Mit der stark durch Kommunikation geprägten Erinnerung ist es so eine Sache: Niemand kennt mehr die Fernsehübertragung des Endspiels von 1954 durch Bernhard Ernst, fast jeder aber die leidenschaftlich-fesselnde Rundfunkreportage Herbert Zimmermanns. Für die folgenden Worte musste er sich später entschuldigen: „Turek, du bist ein Teufelskerl, Turek, du bist ein Fußballgott.“ Gab es seinerzeit lediglich etwa 50 000 Fernsehgeräte in der Bundesrepublik Deutschland, hatte zwölf Jahre später der Fernsehkommentar Rudi Michels den Rundfunkkommentar Zimmermanns im öffentlichen Bewusstsein verdrängt.

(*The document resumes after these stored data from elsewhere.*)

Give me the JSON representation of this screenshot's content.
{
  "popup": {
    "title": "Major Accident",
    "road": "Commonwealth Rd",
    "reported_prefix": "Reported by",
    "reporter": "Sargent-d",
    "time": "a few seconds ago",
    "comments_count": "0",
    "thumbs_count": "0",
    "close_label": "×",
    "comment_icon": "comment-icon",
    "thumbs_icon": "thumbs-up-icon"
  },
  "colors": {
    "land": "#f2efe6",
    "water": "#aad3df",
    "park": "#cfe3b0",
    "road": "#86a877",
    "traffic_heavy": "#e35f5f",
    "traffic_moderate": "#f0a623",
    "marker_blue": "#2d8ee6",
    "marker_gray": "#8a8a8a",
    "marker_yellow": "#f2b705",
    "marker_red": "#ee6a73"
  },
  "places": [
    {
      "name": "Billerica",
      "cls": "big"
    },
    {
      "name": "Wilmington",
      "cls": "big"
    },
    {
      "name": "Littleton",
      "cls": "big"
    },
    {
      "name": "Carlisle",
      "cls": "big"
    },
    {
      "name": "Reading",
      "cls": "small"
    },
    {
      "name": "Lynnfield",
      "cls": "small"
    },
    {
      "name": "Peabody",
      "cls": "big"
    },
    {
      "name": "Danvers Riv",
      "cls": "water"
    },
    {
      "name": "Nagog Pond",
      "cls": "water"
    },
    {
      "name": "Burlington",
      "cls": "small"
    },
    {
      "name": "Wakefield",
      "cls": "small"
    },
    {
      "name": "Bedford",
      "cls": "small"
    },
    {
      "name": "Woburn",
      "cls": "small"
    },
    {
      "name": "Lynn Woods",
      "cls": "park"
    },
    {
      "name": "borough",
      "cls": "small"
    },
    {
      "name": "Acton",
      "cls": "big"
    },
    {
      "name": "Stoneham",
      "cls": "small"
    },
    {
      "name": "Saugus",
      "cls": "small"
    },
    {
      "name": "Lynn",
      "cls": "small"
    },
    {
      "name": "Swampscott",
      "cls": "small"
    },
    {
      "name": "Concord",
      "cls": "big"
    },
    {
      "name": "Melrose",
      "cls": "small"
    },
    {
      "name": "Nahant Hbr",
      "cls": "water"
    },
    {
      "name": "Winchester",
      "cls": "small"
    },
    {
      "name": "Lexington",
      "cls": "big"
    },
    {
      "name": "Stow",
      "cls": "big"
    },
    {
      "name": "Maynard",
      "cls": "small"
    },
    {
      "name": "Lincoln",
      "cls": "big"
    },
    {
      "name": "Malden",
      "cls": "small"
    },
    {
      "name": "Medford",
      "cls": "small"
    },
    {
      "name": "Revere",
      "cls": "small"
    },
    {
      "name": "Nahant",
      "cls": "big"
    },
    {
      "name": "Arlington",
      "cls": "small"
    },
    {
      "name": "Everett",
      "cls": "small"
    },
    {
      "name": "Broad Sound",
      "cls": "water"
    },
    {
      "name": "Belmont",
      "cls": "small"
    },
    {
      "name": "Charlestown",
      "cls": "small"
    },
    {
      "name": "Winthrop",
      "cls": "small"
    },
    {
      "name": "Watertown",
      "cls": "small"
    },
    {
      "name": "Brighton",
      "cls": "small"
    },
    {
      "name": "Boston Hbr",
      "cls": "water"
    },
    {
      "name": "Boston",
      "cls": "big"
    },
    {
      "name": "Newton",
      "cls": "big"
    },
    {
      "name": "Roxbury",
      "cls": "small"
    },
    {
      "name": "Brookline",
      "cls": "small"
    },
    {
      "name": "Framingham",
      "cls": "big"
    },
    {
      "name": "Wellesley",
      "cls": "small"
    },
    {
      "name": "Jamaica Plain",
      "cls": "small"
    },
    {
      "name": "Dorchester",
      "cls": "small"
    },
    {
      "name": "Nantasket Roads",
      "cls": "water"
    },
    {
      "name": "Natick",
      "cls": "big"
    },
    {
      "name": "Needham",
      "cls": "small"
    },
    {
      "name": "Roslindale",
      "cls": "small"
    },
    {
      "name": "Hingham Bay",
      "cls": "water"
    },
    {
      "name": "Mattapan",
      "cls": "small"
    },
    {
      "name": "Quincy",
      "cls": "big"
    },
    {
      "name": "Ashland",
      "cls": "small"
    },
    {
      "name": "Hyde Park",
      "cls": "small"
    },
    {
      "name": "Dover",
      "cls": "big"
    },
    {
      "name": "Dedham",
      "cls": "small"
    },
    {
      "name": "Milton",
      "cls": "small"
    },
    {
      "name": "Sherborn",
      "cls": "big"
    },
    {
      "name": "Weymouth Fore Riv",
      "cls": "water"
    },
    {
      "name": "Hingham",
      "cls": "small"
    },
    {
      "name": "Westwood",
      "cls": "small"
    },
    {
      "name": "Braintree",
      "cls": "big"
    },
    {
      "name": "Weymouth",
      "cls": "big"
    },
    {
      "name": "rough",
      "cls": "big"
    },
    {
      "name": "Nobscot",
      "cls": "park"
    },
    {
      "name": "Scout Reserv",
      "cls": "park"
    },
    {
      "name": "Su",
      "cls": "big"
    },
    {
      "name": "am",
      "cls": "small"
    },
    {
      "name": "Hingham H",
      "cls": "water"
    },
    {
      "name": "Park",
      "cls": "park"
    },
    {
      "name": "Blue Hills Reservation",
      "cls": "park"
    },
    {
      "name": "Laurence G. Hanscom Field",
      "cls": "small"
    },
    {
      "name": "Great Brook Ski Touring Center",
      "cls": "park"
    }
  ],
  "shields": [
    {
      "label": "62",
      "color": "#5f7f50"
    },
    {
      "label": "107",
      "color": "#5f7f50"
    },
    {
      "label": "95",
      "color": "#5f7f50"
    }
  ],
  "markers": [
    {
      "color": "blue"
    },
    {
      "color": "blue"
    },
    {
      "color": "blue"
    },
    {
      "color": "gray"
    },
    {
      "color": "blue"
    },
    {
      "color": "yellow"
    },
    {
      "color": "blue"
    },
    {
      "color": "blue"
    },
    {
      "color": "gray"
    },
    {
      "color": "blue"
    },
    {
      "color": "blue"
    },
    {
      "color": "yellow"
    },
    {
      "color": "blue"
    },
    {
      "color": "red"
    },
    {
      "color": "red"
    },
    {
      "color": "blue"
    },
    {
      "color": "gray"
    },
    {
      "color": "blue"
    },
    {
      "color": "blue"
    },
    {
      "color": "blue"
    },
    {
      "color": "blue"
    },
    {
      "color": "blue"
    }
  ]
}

Sollte 2022 „das Unvorstellbare“, so der DDR-Reporter Wolfgang Hempel nach dem Schlusspfiff 1954, im Wüstenland Katar als ein deutsches „Wintermärchen“ wahr werden, erneut mit Mario Götze, Thomas Müller, Manuel Neuer sowie Hansi Flick, damals Trainerassistent, diesmal Cheftrainer, dann wäre Flicks Werk, vielleicht dank Götzes Genialität, kein Flickwerk.